There is one thing for sure when working with data, particularly in new and emerging markets: There will be errors and inconsistencies; some discover-able and some hidden...
The point is to identify the discover-able errors and account for them to the extent possible. You also have to come to terms with the fact that some errors and data holes will be unidentifiable, and will remain hidden. While it is always true in analytics that “garbage in, garbage out”, there are methods to reduce the impact of data discrepancies. Data problems do not necessarily mean your analytic results will be inaccurate. Indeed, the value of analytic models increases when market data is less than complete. That's why you build a "model" because if you had perfect information there would be no need to model it.

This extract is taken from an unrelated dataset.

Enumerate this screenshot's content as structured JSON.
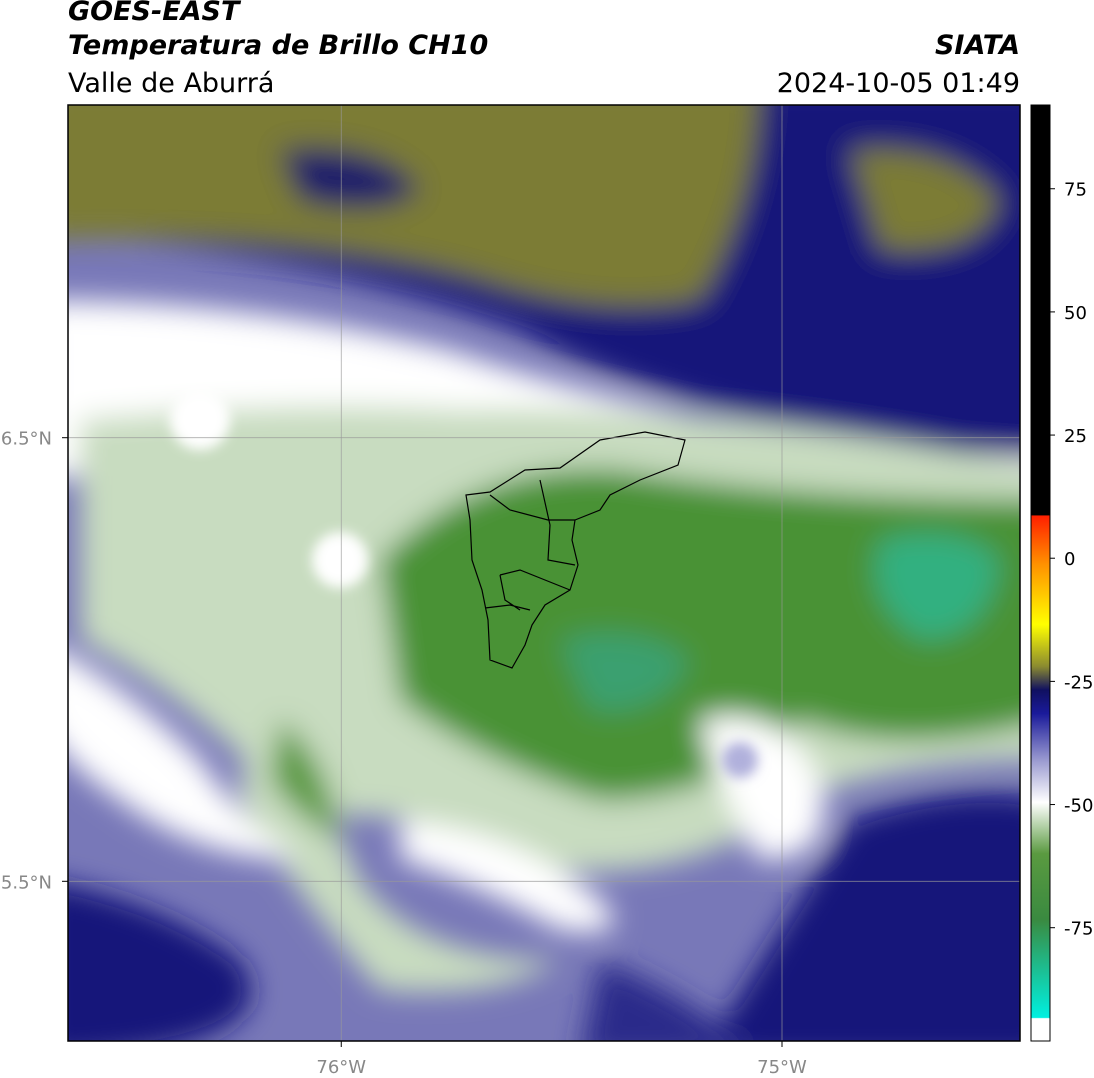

One example of working with incomplete data is AP's recent work in Russia. A significant portion of the retail sector in Russia is not well tracked within syndicated sources. Yet, Russia remains a strong growing market where increased advertising and promotional spending needs to be evaluated to remain competitive. Faced with this challenge, we work with our clients to identify alternative sources of data such as direct retail data, shipment data and tracking of representative retailers to gauge sales activity and price points. By using multiple data sources, we are frequently able to triangulate our way to better information and validate poor and missing data through cross verification from several sources. This approach can be powerful since most client competitors will be unable or unwilling to do similar work to identify and validate data, and therefore AP clients can enjoy a significant competitive advantage in promising emerging markets.
Data is imperfect, and will continue to be so. The deeper you dive into new data streams, the more you risk encountering incomplete, inaccurate, double-counted, and overlapping data. There is no quick and easy solution to dirty data. It takes experience, common sense, and genuine curiosity to do the detective work to untangle a bird’s nest of data. Having said that, if you do the hard work to identify and cleanse new data, you will likely reveal opportunities for competitive advantage.